Most Singapore businesses evaluating AI vendors today do not need a certified counterpart — the SG certified list is still short enough that requiring it would disqualify almost everyone. What they do need is a vendor whose system is designed to pass a 42001 audit if and when one is commissioned. That is the honest claim this post supports. Not more.

How we use this at Altronis

When clients ask how their AI vendor should handle data governance, model provenance, or audit evidence, we do not hand them a compliance questionnaire. We deploy Lyra into their tenant and the questionnaire answers are generated from the running system. That is the difference between an AI builder who understood governance after the fact and one who built the system to be governable from day one.

Frequently asked

What is ISO/IEC 42001 and why does it matter for Singapore?

ISO/IEC 42001:2023 is the first international AI Management System standard. Singapore's SAC has accredited certification bodies for it, which means it will be the de-facto AI governance benchmark for SG enterprises and government tenders within the next 24 months. If you are deploying AI in regulated industries, this is the framework auditors will check against.

Does ISO 42001 require certification or is alignment enough?

Alignment is sufficient for most SG SMEs today. Formal certification matters when you bid for government contracts or work with banks under MAS technology-risk guidelines. Lyra is designed for clause-level alignment so audit readiness is incremental, not a cliff-edge project.

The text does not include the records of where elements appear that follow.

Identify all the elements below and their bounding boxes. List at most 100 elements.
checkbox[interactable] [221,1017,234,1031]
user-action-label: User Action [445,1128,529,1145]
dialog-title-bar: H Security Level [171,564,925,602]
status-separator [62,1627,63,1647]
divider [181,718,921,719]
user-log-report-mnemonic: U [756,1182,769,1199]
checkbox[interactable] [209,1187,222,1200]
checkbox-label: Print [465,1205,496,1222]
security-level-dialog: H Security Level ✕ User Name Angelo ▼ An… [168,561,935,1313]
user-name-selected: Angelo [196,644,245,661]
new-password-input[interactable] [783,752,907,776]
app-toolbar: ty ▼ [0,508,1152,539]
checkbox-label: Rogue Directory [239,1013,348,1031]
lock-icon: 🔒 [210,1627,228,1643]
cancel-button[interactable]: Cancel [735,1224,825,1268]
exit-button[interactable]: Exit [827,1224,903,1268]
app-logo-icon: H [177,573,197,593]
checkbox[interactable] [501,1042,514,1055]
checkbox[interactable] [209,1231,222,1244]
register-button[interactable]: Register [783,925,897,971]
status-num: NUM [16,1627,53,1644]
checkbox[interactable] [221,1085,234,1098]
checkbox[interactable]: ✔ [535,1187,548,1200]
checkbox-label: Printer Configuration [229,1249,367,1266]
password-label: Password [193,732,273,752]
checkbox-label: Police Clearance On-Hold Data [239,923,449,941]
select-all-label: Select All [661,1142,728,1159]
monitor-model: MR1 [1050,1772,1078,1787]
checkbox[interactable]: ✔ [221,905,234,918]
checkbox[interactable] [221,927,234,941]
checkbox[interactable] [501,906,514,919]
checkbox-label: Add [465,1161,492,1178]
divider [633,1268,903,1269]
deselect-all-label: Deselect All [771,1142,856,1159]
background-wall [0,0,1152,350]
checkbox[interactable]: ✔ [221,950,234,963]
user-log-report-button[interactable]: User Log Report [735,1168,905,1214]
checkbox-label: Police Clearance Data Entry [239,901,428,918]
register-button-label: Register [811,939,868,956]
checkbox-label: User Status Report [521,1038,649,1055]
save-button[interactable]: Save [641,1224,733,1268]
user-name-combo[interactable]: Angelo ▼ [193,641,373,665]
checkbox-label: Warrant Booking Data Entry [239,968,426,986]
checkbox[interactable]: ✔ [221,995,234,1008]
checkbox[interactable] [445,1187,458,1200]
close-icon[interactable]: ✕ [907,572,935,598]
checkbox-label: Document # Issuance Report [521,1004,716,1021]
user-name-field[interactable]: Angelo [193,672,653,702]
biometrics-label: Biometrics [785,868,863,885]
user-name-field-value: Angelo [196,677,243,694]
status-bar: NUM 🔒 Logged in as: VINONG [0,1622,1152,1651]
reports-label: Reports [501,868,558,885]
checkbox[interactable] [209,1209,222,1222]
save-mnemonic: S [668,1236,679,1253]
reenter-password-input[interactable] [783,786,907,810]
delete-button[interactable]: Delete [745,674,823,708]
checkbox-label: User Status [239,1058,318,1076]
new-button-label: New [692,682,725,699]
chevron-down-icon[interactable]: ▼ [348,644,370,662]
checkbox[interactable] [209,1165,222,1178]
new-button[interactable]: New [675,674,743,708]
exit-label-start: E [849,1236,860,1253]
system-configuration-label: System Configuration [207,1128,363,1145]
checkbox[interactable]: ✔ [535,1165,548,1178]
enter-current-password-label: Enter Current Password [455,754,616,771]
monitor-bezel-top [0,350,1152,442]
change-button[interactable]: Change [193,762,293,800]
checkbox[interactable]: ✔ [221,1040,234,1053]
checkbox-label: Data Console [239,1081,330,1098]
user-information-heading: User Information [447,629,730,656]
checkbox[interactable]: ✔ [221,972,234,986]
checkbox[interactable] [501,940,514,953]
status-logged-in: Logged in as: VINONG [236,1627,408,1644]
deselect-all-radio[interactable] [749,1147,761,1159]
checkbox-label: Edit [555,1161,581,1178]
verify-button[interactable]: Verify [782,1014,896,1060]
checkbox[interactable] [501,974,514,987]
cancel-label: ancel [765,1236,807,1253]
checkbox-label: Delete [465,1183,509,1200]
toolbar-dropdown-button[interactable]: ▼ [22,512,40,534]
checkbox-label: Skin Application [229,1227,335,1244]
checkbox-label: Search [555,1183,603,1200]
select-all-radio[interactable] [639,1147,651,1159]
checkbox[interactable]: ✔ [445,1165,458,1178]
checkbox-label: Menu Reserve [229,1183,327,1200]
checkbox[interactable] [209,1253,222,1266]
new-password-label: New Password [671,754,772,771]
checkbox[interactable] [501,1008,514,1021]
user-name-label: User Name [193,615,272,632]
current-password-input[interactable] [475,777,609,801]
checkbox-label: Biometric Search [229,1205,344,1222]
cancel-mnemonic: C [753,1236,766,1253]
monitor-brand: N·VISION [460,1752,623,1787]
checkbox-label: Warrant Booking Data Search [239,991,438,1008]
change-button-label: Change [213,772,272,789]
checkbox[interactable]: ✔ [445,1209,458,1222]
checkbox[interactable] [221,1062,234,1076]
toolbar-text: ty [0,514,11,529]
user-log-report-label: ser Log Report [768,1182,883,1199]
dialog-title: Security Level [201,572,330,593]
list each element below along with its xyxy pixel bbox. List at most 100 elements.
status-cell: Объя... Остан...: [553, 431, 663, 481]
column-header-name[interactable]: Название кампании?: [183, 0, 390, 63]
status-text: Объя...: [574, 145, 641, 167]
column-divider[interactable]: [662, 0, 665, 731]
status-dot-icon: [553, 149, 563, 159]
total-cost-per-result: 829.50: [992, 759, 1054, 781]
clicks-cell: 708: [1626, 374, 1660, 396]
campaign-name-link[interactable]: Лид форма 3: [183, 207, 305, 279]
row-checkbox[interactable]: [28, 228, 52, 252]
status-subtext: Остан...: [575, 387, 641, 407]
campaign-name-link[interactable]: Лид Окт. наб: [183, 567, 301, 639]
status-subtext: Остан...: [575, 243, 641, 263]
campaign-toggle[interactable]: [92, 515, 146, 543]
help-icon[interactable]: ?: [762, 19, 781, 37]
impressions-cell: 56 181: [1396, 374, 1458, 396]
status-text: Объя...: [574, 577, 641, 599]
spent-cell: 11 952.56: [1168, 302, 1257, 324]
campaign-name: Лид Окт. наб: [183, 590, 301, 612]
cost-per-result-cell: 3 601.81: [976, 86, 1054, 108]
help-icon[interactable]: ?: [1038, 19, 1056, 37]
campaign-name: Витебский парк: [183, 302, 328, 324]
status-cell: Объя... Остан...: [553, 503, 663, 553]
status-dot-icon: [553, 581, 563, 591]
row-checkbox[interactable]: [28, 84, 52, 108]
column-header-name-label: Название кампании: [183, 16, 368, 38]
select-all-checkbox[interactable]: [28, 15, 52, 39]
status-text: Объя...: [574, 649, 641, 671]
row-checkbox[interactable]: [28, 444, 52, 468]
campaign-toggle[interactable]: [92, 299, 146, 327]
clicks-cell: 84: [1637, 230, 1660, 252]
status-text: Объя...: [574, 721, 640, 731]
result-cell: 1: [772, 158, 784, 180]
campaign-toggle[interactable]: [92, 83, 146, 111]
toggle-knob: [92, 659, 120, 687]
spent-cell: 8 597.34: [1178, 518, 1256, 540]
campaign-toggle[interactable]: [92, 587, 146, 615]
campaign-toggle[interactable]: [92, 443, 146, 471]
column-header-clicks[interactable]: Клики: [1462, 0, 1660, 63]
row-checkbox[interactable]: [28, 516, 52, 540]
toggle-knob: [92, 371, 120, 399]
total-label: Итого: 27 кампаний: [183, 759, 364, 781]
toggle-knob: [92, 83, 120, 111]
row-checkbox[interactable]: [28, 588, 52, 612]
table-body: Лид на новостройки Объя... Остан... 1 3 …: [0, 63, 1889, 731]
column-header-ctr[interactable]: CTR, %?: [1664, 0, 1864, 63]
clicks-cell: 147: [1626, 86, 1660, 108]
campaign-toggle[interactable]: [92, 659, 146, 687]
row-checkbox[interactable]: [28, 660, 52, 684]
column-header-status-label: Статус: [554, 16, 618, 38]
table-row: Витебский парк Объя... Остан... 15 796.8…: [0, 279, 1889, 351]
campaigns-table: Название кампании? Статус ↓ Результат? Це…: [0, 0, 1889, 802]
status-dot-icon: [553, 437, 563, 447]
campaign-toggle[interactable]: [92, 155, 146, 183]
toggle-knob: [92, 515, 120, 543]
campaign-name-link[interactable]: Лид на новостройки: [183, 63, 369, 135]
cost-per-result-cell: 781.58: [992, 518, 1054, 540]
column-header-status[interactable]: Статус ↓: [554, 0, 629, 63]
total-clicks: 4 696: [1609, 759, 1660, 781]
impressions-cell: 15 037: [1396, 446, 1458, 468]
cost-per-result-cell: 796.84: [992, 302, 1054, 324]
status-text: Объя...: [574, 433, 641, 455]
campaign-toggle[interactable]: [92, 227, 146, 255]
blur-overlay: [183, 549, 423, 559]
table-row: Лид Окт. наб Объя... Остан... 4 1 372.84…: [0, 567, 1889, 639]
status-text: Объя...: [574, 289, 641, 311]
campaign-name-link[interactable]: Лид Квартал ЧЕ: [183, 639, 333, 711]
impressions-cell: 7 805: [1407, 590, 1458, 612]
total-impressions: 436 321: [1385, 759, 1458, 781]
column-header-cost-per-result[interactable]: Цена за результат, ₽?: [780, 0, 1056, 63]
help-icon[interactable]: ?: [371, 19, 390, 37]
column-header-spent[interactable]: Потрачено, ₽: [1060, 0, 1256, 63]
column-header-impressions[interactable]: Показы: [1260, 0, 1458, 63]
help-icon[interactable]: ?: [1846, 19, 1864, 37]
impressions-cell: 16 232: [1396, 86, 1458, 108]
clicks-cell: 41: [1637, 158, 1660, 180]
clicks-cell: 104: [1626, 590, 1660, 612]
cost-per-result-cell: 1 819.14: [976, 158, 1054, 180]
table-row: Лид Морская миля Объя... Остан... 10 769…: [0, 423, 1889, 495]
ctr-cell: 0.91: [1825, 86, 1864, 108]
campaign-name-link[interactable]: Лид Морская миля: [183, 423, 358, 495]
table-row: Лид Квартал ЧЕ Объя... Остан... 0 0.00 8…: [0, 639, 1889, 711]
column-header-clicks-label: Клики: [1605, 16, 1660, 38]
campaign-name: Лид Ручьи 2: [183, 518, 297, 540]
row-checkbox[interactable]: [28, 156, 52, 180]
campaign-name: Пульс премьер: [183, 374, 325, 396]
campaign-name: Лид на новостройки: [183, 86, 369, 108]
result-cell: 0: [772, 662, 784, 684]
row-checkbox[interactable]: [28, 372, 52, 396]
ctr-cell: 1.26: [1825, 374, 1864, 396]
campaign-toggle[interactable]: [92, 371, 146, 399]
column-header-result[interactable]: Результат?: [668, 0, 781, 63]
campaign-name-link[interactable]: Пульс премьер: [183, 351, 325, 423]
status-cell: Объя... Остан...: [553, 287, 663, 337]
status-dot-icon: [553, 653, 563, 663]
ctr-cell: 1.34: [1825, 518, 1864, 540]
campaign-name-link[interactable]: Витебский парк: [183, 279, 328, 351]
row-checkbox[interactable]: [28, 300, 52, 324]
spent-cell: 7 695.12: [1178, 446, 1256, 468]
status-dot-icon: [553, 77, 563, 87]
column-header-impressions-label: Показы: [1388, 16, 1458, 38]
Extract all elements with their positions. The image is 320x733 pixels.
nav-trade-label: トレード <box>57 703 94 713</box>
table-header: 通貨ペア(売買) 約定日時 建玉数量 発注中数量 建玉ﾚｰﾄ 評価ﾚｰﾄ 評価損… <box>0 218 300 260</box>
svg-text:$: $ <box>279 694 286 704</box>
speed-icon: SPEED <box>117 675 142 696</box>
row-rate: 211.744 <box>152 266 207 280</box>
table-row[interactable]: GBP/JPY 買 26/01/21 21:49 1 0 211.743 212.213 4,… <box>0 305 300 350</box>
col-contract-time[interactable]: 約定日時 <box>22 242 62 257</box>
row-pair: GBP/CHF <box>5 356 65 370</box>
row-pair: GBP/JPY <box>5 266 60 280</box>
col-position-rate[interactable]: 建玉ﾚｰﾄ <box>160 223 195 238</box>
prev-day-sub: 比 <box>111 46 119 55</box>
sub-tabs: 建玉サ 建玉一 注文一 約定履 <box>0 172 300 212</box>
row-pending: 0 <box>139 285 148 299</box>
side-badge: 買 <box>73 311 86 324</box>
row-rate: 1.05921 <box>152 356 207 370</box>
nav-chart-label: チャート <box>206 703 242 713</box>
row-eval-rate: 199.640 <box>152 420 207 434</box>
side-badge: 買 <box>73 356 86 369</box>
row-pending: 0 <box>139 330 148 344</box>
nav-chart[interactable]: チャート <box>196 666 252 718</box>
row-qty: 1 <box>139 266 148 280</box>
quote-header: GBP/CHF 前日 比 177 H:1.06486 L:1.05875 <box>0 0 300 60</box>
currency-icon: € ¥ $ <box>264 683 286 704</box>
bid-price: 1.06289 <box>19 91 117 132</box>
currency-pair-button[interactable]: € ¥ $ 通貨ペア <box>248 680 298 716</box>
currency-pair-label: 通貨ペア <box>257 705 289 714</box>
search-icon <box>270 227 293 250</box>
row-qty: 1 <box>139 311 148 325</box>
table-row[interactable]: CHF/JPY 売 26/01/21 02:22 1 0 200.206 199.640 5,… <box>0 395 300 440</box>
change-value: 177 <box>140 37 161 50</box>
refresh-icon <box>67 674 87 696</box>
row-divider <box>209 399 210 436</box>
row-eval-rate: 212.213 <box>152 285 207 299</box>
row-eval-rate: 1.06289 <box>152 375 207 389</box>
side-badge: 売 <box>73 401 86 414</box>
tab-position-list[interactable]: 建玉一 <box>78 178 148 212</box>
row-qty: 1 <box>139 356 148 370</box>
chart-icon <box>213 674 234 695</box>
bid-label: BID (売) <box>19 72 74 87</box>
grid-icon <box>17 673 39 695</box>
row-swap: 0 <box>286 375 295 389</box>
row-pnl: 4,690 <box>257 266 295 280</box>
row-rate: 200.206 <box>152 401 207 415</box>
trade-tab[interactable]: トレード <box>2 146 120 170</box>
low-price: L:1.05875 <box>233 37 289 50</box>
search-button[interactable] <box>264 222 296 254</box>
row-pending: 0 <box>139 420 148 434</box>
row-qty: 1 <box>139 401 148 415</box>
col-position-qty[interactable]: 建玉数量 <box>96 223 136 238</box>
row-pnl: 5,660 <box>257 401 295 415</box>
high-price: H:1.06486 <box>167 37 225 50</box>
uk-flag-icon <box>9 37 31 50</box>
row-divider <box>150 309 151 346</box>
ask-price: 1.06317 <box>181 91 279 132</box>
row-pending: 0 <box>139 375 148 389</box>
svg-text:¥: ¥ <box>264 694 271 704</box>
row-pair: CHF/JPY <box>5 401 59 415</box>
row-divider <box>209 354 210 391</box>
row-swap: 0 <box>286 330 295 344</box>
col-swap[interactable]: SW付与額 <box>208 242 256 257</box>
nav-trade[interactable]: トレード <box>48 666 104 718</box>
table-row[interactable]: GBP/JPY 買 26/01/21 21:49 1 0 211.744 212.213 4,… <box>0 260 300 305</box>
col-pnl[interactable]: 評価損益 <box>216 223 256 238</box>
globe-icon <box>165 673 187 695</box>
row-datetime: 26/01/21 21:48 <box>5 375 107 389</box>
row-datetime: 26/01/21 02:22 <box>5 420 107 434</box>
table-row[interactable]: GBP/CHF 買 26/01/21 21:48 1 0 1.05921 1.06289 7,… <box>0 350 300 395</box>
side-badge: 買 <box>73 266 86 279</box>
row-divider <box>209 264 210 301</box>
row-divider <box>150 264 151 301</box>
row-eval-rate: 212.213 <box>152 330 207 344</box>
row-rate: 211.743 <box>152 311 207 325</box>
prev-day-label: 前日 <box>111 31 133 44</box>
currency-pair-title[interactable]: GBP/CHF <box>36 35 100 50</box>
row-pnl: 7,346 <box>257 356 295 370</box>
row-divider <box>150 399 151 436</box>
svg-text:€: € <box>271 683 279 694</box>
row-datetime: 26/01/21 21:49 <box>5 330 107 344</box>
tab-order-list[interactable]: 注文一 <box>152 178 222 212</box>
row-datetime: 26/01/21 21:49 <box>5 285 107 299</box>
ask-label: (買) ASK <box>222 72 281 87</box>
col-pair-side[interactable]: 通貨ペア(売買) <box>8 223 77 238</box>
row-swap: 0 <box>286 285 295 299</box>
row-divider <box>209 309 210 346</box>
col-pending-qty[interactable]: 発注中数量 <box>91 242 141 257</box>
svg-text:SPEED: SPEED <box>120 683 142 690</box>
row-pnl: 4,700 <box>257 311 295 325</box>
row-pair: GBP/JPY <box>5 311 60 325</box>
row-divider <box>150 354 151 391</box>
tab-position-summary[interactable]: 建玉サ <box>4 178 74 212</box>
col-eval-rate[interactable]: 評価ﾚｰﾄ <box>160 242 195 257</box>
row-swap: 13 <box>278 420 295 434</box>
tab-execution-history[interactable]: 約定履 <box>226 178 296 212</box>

How does an agent-driven CRM like Lyra map to AI Management System clauses?

Audit trails (every agent action logged with input, output, prompt version, and human override) satisfy clauses 8.2 and 9.1. Owner-gated approvals (agent-proposed actions require named human sign-off above thresholds) satisfy clauses 8.3 and 5.3. Versioned prompts and model registry satisfy clause 6.1. Walk-through with examples is in the body of this post.

What is the difference between ISO 42001 and AI Verify?

AI Verify is Singapore's IMDA-led testing toolkit for fairness, robustness, and explainability metrics. ISO 42001 is the management-system standard for the organisation that builds, deploys, and operates AI. They complement each other: AI Verify checks the model, ISO 42001 checks the team and processes around it.